What Progress is Indonesia Really Making to Improve Maternal Health?
April 1, 2009
A decade ago, when Indonesia launched an ambitious program to place a midwife in every one of Indonesia’s 70,000 villages, the country got international recognition for its bold programming move. But how quickly is Indonesia making progress on health, particularly as related to its commitment to the United Nations Millennium Development Goal (MDG) to reduce maternal mortality?
It’s election season in Indonesia, and during two recent meet-the-candidate sessions in Surabaya, East Java, women legislative candidates faced a range of tough questions on health from their constituents. They asked how would they improve access to health services? How would they address domestic violence through the health system? How would they increase budget allocations for health? They asked about family planning, about reproductive health, about child and adolescent health, as well as HIV/AIDS.
So back to my first question on maternal health: While the national midwife program certainly created some initial results, today, Indonesia’s maternal mortality rate remains one of highest in Southeast Asia. Experts closely studying the problem generally conclude that a change in course is needed for Indonesia to make further progress.
First, there are questions about whether the government has the ability – or the resources – to actually improve health. Performance and utilization of public health services is on the decline, and the private sector is now the major source of health care in Indonesia. An estimated 30-50 percent of newborn deliveries in health facilities now take place in private clinics (as compared to approximately 10 percent a decade ago). Preference for private sector services may be due, in part, to understaffing of public health facilities, and high absenteeism.
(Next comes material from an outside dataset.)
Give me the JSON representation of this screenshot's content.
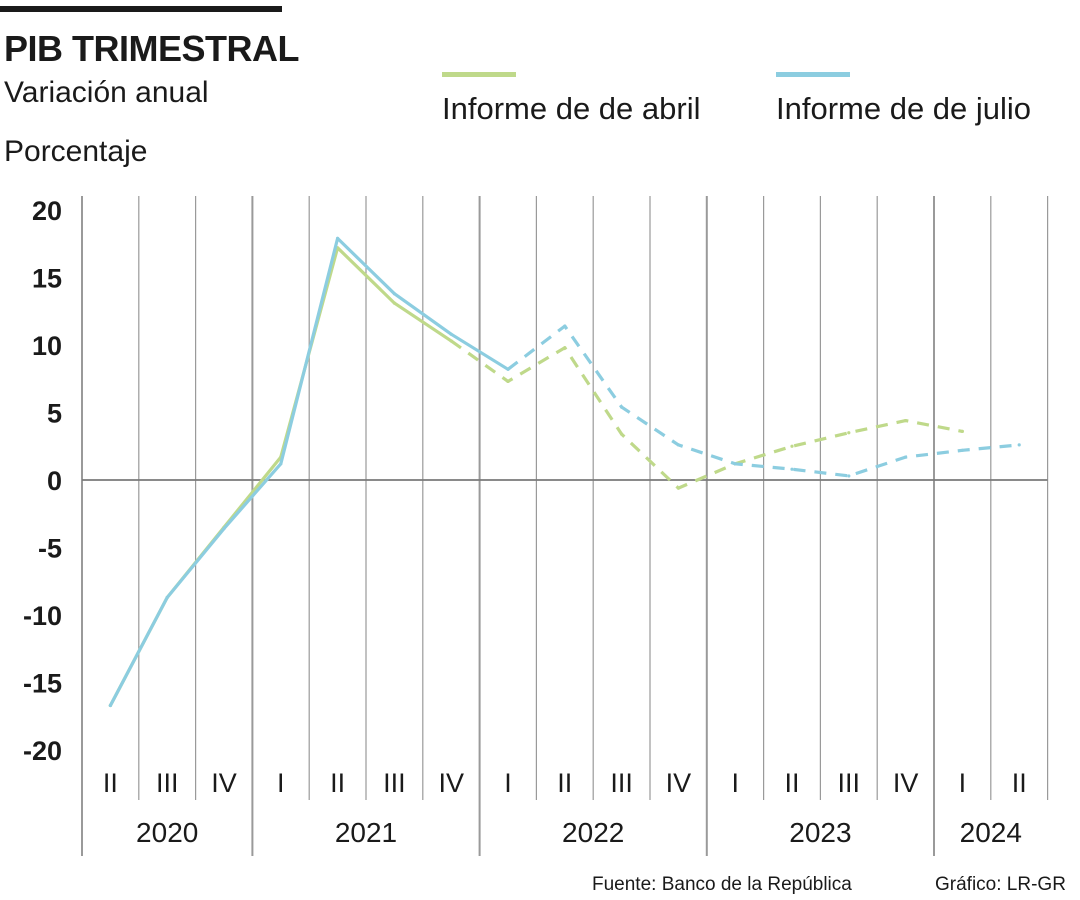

The government allows “dual practice” whereby civil servant health providers are allowed to establish a private practice outside of official work hours. As a result, studies show an average of 40 percent of doctors absent from their public post during work hours.
Overall, per capita spending on health in Indonesia is much lower than other countries in the region, and insurance coverage is extremely limited. Health financing is overwhelmingly private – with individuals paying for around 80 percent of all health outlays, mostly out-of-pocket. Disturbingly, the poor utilize less of publicly-funded health services provided by the state: the poorest 20 percent of the population captures less than 10 percent of total public health subsidies, while the richest fifth captures almost 40 percent. Policy analysts also point to added problems to health financing caused by inadequate distributions in health funding among provinces, and major inefficiencies in how funds are spent.
Government health spending also occurs in the context of Indonesia’s rapid decentralization of government services, whereby local government is now the focal point for providing health care. Decentralization was meant to bring those responsible for health services closer to their constituents. In reality, districts’ limited financial resources are incredibly constraining. In another recent example from East Java, advocates from one district were elated when their legislature passed a 2009 operating budget that quadrupled the allocation for maternal and child health. But upon delving deeper, their jubilation may have been premature: even at four times the amount of funding allocated, per capita spending on maternal and child health was a paltry 13 cents per capita.
The many challenges of health financing and governance are compounded by policies that keep the health system from effectively addressing leading causes of maternal death. While Indonesia’s village midwife strategy significantly increased the number of deliveries attended by a midwife, and in so doing addressed many preventable causes of maternal death, emergency obstetric care is still difficult to access and often poor in quality. Of the 15,000 Indonesian women who die from pregnancy-related causes annually, most deaths are now related to unpreventable conditions that require access to emergency care. Yet around half of Indonesian women deliver at home – and delays during maternal emergencies that prevent women from accessing emergency care are well-documented. Clearly, Indonesia needs to adjust its policies to encourage women to make the transition to delivering in health facilities where emergency care is easy to access.
Finally, there is the challenge of getting an accurate measurement of maternal mortality. Without this, policymakers are working in the dark. As in other countries, measuring maternal mortality is difficult. Vital registration systems are not functioning, and estimates provided by population-based surveys may not be accurate, because many maternal deaths are misclassified and attributed to non-maternal causes. The most credible population-based survey in Indonesia, the Demographic Health Survey (DHS), has documented a declining trend in maternal mortality. The DHS recorded 307 deaths per 100,000 live births during the period of 2000-2004. During 2004 to 2008, the survey recorded 228 such deaths. However, a recent World Bank publication cited evidence that Indonesia’s maternal mortality rate could be as high as 420/100,000. Without more accurate data, policymakers are driving blind.
So, yes, in this election season, it’s great that citizens are putting health so prominently on the agenda. But there remains a pressing need for heightened and sharper dialogue about how the country can accelerate its progress – with inputs from government, researchers, health providers, professional associations, and broader civil society.